Sunday, 1 February 2015

FINAL YEAR: TEN THINGS I DID NOT KNOW

Have you ever been round a university city on a Wednesday afternoon and seen hundreds of students dragging their feet, several books and six or so litres of coffee behind them? If so, you are one of the lucky people experiencing final years. Oh yes, we are moody little creatures at the best of times, sat on the top floor of the library, headphones in, click clacking away at keyboards only to reread what we've just typed, shake our heads and go "No, that's no bloody good is it?"
Final year as you may have guessed, has been harder than I thought. Which is why I thought I'd enlighten you to some new discoveries I have made since being one of those coffee addicted zombie students. I make it sound appealing, don't I?

1. You start to think you should just move into the library. I have been on my game these past few weeks with my library hours, and pretty productive too. But then I notice that six hours have passed since I first arrived and I suddenly wish that Boots library had a nap room.

2. You get too familiar. Here's an story: Last week I was in the library and sat next to this guy, I didn't know him or even speak to him. He was there for about three hours and I became so used to him being sat there, the minute he got up to leave, I asked him to put my Starbucks cup in the bin for me. He kindly obliged, but I probably looked insane so he had no choice. If this was you, I'm sorry, I don't usually make strangers do things for me. Promise.

3. Your housemates are VITAL. I have walked into our living room with mascara down my face from both losing the will to live and a hangover and my housemates have not batted an eyelid. I had a green facemask on and not one took a photo. Last week during my fortnightly breakdown, they were the coolest people ever and let me stay up to watch scary programmes with Kevin Bacon in. They are a salvation. Treasure them. Especially if they rap along to Lose Yourself by Eminem with you.

4. Suddenly, the idea of being in the library on a Sunday isn't "bloody mental" but something you find yourself doing. I mean, it's quiet, I have my pick of the computers on the fourth floor and I feel a little more relaxed about working. Who am I and what have I done with Hope Cassie-Sheward?

5. Work playlists have become my favourite procrastination-hidden as productive pastime. Seriously, I have perfected the meticulous art of the Spotify playlist. I like to think it's helping my productivity, but we all know it's to drown out the sound of the printer and FOURTH FLOOR lift announcement going off every three minutes. Hey, whatever gives me more time to listen to Swedish electro music and Dolly Parton, man.

6. Your lecturers become quite honestly the most valuable people ever. They'll listen, give advice, help, recommendations and if you tear up in front of them, they almost appreciate just how much this year means to you. Then they'll crack a joke, you'll feel better about life and tell your friends just how much you flippin' love your lecturers.

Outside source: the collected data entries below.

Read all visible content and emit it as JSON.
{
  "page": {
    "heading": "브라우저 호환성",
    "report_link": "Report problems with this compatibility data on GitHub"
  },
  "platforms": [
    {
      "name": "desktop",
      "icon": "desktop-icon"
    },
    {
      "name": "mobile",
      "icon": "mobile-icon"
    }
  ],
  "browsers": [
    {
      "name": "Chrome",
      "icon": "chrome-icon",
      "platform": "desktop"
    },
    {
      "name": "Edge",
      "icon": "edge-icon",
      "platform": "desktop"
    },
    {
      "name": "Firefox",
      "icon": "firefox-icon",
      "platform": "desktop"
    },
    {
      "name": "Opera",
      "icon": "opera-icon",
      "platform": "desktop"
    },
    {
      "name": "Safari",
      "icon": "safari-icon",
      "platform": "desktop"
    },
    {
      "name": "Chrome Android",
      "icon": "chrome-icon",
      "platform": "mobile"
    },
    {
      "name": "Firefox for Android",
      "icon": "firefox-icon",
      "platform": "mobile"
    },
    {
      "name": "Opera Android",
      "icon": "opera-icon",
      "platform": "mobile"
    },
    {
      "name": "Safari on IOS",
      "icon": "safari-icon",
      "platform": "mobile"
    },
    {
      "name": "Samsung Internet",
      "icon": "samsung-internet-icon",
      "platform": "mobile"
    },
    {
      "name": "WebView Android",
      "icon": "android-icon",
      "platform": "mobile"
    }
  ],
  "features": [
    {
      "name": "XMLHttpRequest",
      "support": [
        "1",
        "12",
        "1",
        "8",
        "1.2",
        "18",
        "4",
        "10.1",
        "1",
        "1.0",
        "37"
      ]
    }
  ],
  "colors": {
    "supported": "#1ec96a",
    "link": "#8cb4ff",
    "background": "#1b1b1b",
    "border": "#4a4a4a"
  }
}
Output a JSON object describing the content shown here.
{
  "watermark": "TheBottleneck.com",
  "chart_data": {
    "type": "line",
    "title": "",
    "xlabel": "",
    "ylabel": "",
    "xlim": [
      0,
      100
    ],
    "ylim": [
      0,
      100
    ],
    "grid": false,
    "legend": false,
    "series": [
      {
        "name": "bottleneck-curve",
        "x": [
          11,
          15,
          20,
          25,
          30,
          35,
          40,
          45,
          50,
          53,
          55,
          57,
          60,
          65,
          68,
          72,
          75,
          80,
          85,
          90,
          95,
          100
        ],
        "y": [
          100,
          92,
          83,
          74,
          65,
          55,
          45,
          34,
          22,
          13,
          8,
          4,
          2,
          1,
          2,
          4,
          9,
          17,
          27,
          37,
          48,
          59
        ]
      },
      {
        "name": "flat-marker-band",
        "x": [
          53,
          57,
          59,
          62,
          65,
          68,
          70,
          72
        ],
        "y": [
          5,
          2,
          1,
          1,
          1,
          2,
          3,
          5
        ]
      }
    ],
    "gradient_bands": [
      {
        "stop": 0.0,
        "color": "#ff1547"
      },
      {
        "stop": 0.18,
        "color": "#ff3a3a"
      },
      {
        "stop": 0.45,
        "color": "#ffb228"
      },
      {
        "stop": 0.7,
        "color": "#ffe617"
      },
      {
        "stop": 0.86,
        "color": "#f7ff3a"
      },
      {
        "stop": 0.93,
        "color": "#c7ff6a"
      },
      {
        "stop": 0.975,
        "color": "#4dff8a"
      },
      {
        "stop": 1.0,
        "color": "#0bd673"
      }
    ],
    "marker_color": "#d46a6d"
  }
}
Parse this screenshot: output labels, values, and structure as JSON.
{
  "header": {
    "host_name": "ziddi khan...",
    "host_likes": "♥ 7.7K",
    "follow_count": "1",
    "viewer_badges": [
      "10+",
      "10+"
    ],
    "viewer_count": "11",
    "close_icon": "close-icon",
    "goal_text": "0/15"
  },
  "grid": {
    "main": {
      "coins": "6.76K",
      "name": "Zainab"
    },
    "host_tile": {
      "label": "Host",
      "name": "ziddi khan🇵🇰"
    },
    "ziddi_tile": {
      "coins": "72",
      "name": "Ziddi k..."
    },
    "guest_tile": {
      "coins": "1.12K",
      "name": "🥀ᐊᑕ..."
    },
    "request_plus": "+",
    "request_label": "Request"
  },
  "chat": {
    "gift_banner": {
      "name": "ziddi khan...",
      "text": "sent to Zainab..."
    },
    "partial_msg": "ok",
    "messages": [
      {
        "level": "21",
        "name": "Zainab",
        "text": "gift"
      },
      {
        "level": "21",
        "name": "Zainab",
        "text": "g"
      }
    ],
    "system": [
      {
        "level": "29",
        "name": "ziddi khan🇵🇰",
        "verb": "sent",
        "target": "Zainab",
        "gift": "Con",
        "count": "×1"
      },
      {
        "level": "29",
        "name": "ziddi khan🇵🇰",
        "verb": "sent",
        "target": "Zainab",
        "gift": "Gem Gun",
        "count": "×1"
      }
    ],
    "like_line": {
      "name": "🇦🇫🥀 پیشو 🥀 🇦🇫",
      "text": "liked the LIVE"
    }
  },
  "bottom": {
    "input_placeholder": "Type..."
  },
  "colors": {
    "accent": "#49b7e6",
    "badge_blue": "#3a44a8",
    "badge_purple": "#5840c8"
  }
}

7. Say "YES" to every opportunity outside of uni life. So much of your time becomes devoured by the Harvard referencing system, library loans (maybe just me) and trying to do your best that you forget to relax. So if your friend asks you to a flamenco evening, a few quiet drinks or the pub quiz, take a minute to yourself and go "YES PLEASE WHERE'S THE WINE?". It's important. So's the wine. Go on ya wily fox, get out there once in a while. Or watch Take Me Out. Equally important.

8. Keep it up. For me, it's super motivating to be sat in a library. I'll have my headphones in, coffee and books everywhere and I feel a little bit like a budget Carrie Bradshaw, minus you know, the screwed up love life, designer shoes and smoking habit. It also makes for a cool Instagram photo that people will admire and think "this is a chick/dude who has their life together, wow" and even if you don't, you soon will.

9. I'm really enjoying it. Yes, I've spent this entire post moaning about how DEPRESSING and HORRIFYING my final year is, but the more I think about it, the more I want to handcuff myself to the revolving door of the SU because I am far too young to graduate and too little to go out into the big wide world and try and be a functioning adult. It's going too quick, I am almost 22 and not enough like Taylor Swift for my own liking. 

10. More work means more "I've done a lot, I deserve a treat" time spent in Topshop and record shops. As bad as this is for my bank balance, if you read my Spanish blog about how happy spending money makes me - I sound like I have a problem - you'll know this is a salvation. Hurrah for Rough Trade and student loans. Hurrah, hurrah, hurrah.

How are you coping with your final year?